The date was June 3, 1997. Nineteen months earlier, my life had fallen apart (that’s a story for another time). I was now living in the rural community of Oswego, SC, serving a church and healing up. As I rode from the parsonage on Red Apple Lane to the church on the corner of Lodebar and Leonard Brown Roads, I saw a couple of my church members out in their farm fields, taking care of the land. On my left was Billy McCoy, on a tractor, doing something to keep the crops growing. Across the street was his brother, Sam, baling hay. Billy and his wife Stella were leaders in the church and were very supportive and helpful to me. If you rode by their home and saw the front door open, you were invited to stop by. A glass of water or tea awaited you, maybe a snack, but most of all a listening ear, an open heart, and a wise mind if you needed any of them.

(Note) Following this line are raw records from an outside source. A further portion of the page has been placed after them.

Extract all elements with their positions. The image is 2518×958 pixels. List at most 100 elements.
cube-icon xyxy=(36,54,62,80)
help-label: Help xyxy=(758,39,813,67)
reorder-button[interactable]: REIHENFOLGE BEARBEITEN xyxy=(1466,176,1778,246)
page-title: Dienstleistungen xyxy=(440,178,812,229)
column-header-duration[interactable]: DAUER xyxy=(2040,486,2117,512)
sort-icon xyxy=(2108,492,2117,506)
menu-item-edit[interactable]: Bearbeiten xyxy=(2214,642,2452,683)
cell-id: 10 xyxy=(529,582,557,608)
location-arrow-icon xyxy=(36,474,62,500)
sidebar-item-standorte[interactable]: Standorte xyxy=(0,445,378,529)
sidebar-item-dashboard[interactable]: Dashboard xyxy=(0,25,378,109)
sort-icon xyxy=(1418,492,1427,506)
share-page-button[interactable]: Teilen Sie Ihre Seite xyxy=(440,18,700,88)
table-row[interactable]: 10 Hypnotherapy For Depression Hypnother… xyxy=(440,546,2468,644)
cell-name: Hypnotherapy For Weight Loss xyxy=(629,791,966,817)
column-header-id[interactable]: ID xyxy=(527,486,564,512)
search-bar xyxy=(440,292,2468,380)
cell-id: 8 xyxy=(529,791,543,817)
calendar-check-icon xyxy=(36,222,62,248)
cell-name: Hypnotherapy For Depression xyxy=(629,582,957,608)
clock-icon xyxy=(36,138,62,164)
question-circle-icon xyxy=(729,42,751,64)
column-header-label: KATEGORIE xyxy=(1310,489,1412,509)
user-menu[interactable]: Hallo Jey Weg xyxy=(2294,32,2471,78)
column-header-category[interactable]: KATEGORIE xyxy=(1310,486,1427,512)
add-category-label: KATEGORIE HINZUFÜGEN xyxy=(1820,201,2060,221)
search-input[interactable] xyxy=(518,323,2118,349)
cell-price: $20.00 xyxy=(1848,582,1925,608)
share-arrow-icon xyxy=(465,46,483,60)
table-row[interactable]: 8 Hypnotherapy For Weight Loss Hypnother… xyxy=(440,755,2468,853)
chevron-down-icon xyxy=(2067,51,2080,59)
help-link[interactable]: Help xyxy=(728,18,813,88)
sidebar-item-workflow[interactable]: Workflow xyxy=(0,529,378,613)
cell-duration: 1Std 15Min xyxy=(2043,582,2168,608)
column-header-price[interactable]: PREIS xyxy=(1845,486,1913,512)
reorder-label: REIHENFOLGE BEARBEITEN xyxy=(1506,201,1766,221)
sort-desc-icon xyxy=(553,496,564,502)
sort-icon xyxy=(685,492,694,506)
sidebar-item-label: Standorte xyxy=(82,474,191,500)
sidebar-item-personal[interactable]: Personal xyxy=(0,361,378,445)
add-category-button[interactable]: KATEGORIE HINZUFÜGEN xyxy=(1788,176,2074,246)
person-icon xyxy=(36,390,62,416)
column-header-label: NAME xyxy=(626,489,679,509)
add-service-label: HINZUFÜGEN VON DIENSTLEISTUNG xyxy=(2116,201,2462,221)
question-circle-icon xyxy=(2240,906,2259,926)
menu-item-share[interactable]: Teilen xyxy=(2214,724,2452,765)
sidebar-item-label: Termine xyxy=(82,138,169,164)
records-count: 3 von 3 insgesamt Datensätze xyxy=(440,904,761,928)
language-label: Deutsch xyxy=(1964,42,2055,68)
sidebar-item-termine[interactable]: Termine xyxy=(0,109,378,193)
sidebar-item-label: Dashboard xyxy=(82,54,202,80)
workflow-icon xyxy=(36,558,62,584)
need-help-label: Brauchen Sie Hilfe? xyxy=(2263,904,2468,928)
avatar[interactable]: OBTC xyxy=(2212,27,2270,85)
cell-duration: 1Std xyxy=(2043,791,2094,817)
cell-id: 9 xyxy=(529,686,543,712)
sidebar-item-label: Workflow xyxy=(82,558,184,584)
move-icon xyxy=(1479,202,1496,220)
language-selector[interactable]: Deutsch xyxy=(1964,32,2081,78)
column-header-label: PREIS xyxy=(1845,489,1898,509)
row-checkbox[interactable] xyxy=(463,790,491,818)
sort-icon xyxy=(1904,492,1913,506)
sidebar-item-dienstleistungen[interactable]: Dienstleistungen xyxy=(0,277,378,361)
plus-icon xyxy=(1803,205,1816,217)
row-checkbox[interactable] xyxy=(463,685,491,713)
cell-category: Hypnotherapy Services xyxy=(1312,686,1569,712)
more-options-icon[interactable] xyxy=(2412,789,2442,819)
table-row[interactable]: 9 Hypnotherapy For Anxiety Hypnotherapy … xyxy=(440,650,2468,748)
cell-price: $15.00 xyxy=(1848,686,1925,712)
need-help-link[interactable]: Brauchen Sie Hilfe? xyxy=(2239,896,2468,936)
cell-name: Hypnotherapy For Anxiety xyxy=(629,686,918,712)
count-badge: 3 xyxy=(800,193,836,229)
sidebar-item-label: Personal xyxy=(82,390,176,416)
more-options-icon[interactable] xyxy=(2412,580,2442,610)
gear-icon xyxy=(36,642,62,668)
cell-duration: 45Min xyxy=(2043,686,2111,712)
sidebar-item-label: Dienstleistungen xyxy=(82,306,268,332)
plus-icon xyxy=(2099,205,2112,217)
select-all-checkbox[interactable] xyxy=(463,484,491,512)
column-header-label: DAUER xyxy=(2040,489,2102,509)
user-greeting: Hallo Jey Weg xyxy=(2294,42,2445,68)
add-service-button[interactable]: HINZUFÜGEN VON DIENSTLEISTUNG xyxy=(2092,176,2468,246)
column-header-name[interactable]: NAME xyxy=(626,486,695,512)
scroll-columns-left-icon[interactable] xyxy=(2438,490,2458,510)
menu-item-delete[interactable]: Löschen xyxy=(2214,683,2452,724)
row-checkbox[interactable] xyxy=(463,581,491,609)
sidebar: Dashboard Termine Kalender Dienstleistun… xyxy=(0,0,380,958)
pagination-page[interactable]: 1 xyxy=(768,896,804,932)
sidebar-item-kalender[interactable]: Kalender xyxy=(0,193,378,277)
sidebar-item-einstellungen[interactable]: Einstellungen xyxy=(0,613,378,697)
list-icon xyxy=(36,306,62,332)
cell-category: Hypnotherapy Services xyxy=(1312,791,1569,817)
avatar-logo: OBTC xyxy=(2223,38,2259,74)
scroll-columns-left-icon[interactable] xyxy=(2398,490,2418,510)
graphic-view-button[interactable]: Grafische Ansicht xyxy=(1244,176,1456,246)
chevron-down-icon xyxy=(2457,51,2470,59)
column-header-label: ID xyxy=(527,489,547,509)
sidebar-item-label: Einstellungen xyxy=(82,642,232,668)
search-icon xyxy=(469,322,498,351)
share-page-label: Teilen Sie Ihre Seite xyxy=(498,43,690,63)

When I saw Billy and Sam working, an idea hit me. I called Billy. He answered. “Billy, do you know what day it is?” “Not really,” he replied. “It’s not your birthday, is it?” “Nope. What’s the date?” He thought and said, “It’s the third of June…” and I broke into my best Bobbie Gentry, singing “another sleepy, dusty, delta day…” I slid into those notes like I was sneaking into my house when I was a teenager. “It’s Billy McCoy Day!” I shouted, then resumed singing, “I was out chopping cotton and my brother was baling hay.” Although it was not cotton season yet in Oswego, or down in Mississippi, Billy got it immediately.
Since then, I have called Billy every June 3 and sung part of that song to him. Usually, I get him early in the morning while he is out on the porch with his break-of-day coffee. We catch up with each other, share news of our families, always laugh about things, and promise to keep each other in our prayers.
Today, June 3, 2025, is the 28th time I have called and sung to him. Twenty-eight years of love and support, friendship, and laughter. After I hung up the phone, I realized I was smiling.
Music often expresses the joy we feel. The words may say something meaningful, but the tune frequently speaks in more profound ways. One of Ludwig van Beethoven’s final works was Symphony Number 9, which concludes with his powerful “Ode to Joy.” We often sing that tune in church, saying, “Joyful, joyful, we adore Thee…”
People have different songs to express joy in their lives. Some sing hymns, like “Amazing Grace” or “This is My Father’s World.” For some, it may be an old pop song, like James Taylor’s “Country Roads” or “It’s a Beautiful Morning” by The Rascals. Chris Stapleton’s “Joy of My Life,” Beach Boys’ “Good Vibrations,” and Bobby McFerrin’s “Don’t Worry, Be Happy” all come to mind. For me, today, it’s “Ode to Billie Joe.”
The song itself is not that joyful. It’s rather tragic. Billy Joe MacAllister commits suicide. Something…or someone…was thrown into the Yazoo River. Brother gets married and moves away, Papa dies, Momma doesn’t want to do much of anything, and the singer spends her days dropping flowers off the Tallahatchie Bridge. Have a nice day.
But the song brings back memories of people who loved me, helped me heal, laughed, and cried with me, and a community where I found my wife. Oddly enough, “Ode to Billie Joe” has become my Ode to Joy.